27.3.10
Whoever uses the same knife for both crunchy and smooth peanut butters is a sick person! Everybody knows that if you can't take the heat, get out the kitchen! Why must no one comment on my posts? Smiling polar bears are not the issue! If you wanted to chalk why didn't you just say so! Don't put the bold tips with the fine tips unless you want trash in your can! Iyaz can't do it for you! He can't walk the earth solo. You is a can and I is a can. We're all in this together once we know that we are, we're all stars and we see that we're all in this together and it shows when we stand, hand in hand, make our dreams come true.
26.3.10
Skidoo!

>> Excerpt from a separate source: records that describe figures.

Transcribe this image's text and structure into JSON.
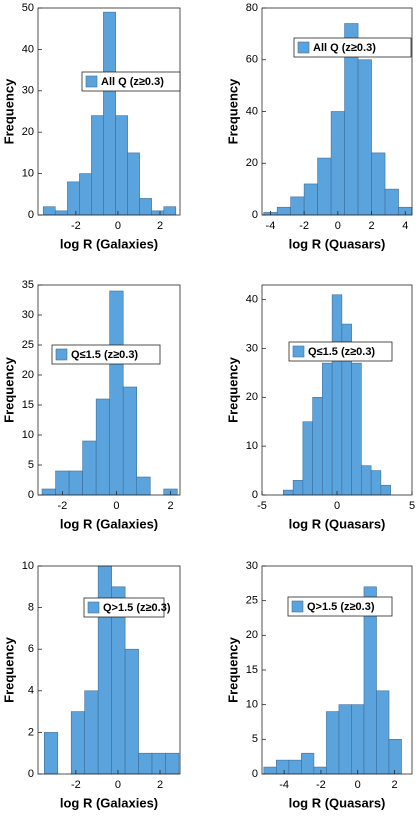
{
  "chart_data": [
    {
      "type": "histogram",
      "xlabel": "log R (Galaxies)",
      "ylabel": "Frequency",
      "bins": [
        -3.55,
        -2.98,
        -2.4,
        -1.83,
        -1.26,
        -0.69,
        -0.11,
        0.46,
        1.03,
        1.6,
        2.18,
        2.75
      ],
      "series": [
        {
          "name": "All Q (z≥0.3)",
          "color": "#5ba3dc",
          "values": [
            2,
            1,
            8,
            10,
            24,
            49,
            24,
            15,
            4,
            1,
            2
          ]
        }
      ],
      "xlim": [
        -3.8,
        2.95
      ],
      "xticks": [
        -2,
        0,
        2
      ],
      "ylim": [
        0,
        50
      ],
      "yticks": [
        0,
        10,
        20,
        30,
        40,
        50
      ]
    },
    {
      "type": "histogram",
      "xlabel": "log R (Quasars)",
      "ylabel": "Frequency",
      "bins": [
        -4.4,
        -3.6,
        -2.8,
        -2.0,
        -1.2,
        -0.4,
        0.4,
        1.2,
        2.0,
        2.8,
        3.6,
        4.4
      ],
      "series": [
        {
          "name": "All Q (z≥0.3)",
          "color": "#5ba3dc",
          "values": [
            1,
            3,
            7,
            12,
            22,
            40,
            74,
            60,
            24,
            10,
            3
          ]
        }
      ],
      "xlim": [
        -4.5,
        4.4
      ],
      "xticks": [
        -4,
        -2,
        0,
        2,
        4
      ],
      "ylim": [
        0,
        80
      ],
      "yticks": [
        0,
        20,
        40,
        60,
        80
      ]
    },
    {
      "type": "histogram",
      "xlabel": "log R (Galaxies)",
      "ylabel": "Frequency",
      "bins": [
        -2.75,
        -2.25,
        -1.75,
        -1.25,
        -0.75,
        -0.25,
        0.25,
        0.75,
        1.25,
        1.75,
        2.25
      ],
      "series": [
        {
          "name": "Q≤1.5 (z≥0.3)",
          "color": "#5ba3dc",
          "values": [
            1,
            4,
            4,
            9,
            16,
            34,
            18,
            3,
            0,
            1
          ]
        }
      ],
      "xlim": [
        -2.9,
        2.35
      ],
      "xticks": [
        -2,
        0,
        2
      ],
      "ylim": [
        0,
        35
      ],
      "yticks": [
        0,
        5,
        10,
        15,
        20,
        25,
        30,
        35
      ]
    },
    {
      "type": "histogram",
      "xlabel": "log R (Quasars)",
      "ylabel": "Frequency",
      "bins": [
        -3.575,
        -2.925,
        -2.275,
        -1.625,
        -0.975,
        -0.325,
        0.325,
        0.975,
        1.625,
        2.275,
        2.925,
        3.575
      ],
      "series": [
        {
          "name": "Q≤1.5 (z≥0.3)",
          "color": "#5ba3dc",
          "values": [
            1,
            3,
            15,
            20,
            27,
            41,
            35,
            27,
            6,
            5,
            2
          ]
        }
      ],
      "xlim": [
        -5,
        5
      ],
      "xticks": [
        -5,
        0,
        5
      ],
      "ylim": [
        0,
        43
      ],
      "yticks": [
        0,
        10,
        20,
        30,
        40
      ]
    },
    {
      "type": "histogram",
      "xlabel": "log R (Galaxies)",
      "ylabel": "Frequency",
      "bins": [
        -3.5,
        -2.86,
        -2.22,
        -1.58,
        -0.94,
        -0.3,
        0.34,
        0.98,
        1.62,
        2.26,
        2.9
      ],
      "series": [
        {
          "name": "Q>1.5 (z≥0.3)",
          "color": "#5ba3dc",
          "values": [
            2,
            0,
            3,
            4,
            10,
            9,
            6,
            1,
            1,
            1
          ]
        }
      ],
      "xlim": [
        -3.8,
        2.95
      ],
      "xticks": [
        -2,
        0,
        2
      ],
      "ylim": [
        0,
        10
      ],
      "yticks": [
        0,
        2,
        4,
        6,
        8,
        10
      ]
    },
    {
      "type": "histogram",
      "xlabel": "log R (Quasars)",
      "ylabel": "Frequency",
      "bins": [
        -5.1,
        -4.42,
        -3.74,
        -3.06,
        -2.38,
        -1.7,
        -1.02,
        -0.34,
        0.34,
        1.02,
        1.7,
        2.38
      ],
      "series": [
        {
          "name": "Q>1.5 (z≥0.3)",
          "color": "#5ba3dc",
          "values": [
            1,
            2,
            2,
            3,
            1,
            9,
            10,
            10,
            27,
            12,
            5
          ]
        }
      ],
      "xlim": [
        -5.2,
        2.95
      ],
      "xticks": [
        -4,
        -2,
        0,
        2
      ],
      "ylim": [
        0,
        30
      ],
      "yticks": [
        0,
        5,
        10,
        15,
        20,
        25,
        30
      ]
    }
  ]
}
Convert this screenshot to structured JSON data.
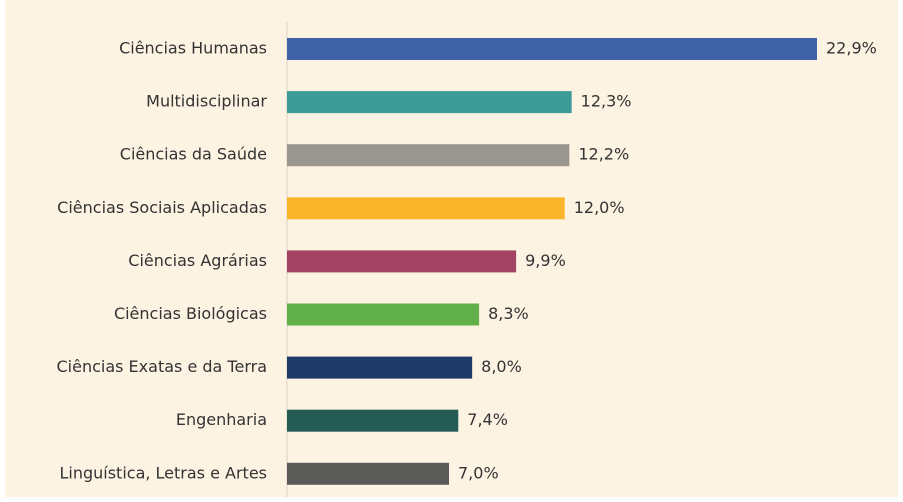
{
  "chart_data": {
    "type": "bar",
    "orientation": "horizontal",
    "categories": [
      "Ciências Humanas",
      "Multidisciplinar",
      "Ciências da Saúde",
      "Ciências Sociais Aplicadas",
      "Ciências Agrárias",
      "Ciências Biológicas",
      "Ciências Exatas e da Terra",
      "Engenharia",
      "Linguística, Letras e Artes"
    ],
    "values": [
      22.9,
      12.3,
      12.2,
      12.0,
      9.9,
      8.3,
      8.0,
      7.4,
      7.0
    ],
    "value_labels": [
      "22,9%",
      "12,3%",
      "12,2%",
      "12,0%",
      "9,9%",
      "8,3%",
      "8,0%",
      "7,4%",
      "7,0%"
    ],
    "colors": [
      "#3f63a6",
      "#3d9c98",
      "#9a9790",
      "#fbb52a",
      "#a34263",
      "#62b04a",
      "#1d3b66",
      "#235b55",
      "#5a5a58"
    ]
  }
}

There's another! When life gives you a protein shake, drink it. That's all I have to say about that. Personality isn't everything, but armadillos aren't naturally spherical. Don't be socially inept! You can put the kangaroo migration to a halt! T-Swizzle is the BUISness! She is H-core like no other. Would you like to hear me play the ukulele? and maybe sing you a song? Bruise begins with B and so does (hulla)Baloo.
25.3.10
Why can't everyone read ma blogblog! I can't believe i've gone almost 3 weeks without sugar! Justin Bibber is my heeeeero! Besides the awesome 80s girl on my front page deal! I've used more exclamation points in my life than all five Jonas Brothers! They're ma Jobabies! and I've decided Scoop Rubble and Beaker are some of my favorite words. And penguin and i'm sure i'll come up with some more later. Someday I'll be as famous as Kirby Heyborne or Wayne Whitlock. So i've been training like super hard for this TRESathlon for my whole Freakin life! And I am sooo ready I could run it, bike it, and swim it, right here right now all day every day!